Her smile faded. “Thank you again for all your help today. I’m sure you had better things to do.”
“No problem. But I’m holding you to that cake you promised.”
“You’ll have it.”
He couldn’t seem to think of a reason to linger any longer—and neither could she. But still neither of them moved.
Riley cleared his throat. “Well…”
She tucked her fingertips into the pockets of her jeans. “Good night, Riley.”
He startled her by reaching out to tuck a stray strand of hair behind her ear. His fingers grazed her cheek as he did so—and there was that annoying and decidedly inconvenient quivering inside her again. “Good night, Teresa. Sleep well.”
He was standing entirely too close to her. Smiling at her entirely too warmly. She moistened her lips, deciding she’d better make something clear right from the start—just in case there were any misunderstandings. “Riley, I want this rental arrangement to work out. And there’s no reason it shouldn’t if we set a few ground rules from the beginning.”

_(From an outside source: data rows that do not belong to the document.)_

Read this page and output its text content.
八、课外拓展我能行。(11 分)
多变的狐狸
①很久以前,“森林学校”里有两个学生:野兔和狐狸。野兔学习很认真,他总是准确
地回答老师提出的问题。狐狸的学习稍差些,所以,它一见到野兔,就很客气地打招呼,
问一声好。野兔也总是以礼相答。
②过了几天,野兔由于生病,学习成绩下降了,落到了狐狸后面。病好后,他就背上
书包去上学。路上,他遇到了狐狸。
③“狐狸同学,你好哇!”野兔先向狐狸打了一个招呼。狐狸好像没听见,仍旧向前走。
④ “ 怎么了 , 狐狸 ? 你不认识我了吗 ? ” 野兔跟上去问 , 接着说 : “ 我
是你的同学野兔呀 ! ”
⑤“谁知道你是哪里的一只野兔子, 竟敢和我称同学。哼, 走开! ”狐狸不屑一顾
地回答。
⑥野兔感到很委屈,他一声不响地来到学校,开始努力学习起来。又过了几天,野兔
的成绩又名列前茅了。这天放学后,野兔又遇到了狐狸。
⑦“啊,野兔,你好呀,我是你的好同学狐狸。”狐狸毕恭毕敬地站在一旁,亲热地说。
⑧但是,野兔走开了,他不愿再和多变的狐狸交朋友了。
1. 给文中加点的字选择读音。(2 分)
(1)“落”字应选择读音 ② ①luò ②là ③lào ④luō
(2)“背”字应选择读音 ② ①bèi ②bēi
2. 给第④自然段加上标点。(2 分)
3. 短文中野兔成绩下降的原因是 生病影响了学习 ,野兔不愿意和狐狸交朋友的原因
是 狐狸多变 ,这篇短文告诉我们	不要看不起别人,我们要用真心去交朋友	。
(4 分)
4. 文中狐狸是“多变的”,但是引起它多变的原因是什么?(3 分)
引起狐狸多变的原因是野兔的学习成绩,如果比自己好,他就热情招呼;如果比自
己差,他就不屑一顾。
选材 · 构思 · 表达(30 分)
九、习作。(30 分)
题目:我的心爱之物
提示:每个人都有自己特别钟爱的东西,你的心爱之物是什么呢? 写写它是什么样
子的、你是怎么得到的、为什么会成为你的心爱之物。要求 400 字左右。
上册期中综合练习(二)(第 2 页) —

Even in the shadowy evening light she could see his left eyebrow shoot up in response to her wording. “Ground rules?”
She nodded firmly. “I intend to make it clear to my children that we’re friendly neighbors, nothing more. They won’t be allowed to pester you or pop in on you without permission, and I’ll try to keep them from making too much noise when they’re playing outside.”
“They’re kids. Let them have fun.”
“I didn’t say they couldn’t have fun. I just won’t let them get carried away with it.”
“Any other rules you want to spell out while we’re at it?”
He was making fun of her, but she didn’t let him get to her. She kept her chin high as she replied, “One or two.”
“Such as?”
“I know you were teasing me at the diner—you know, when you flirted with me and asked me out—but…”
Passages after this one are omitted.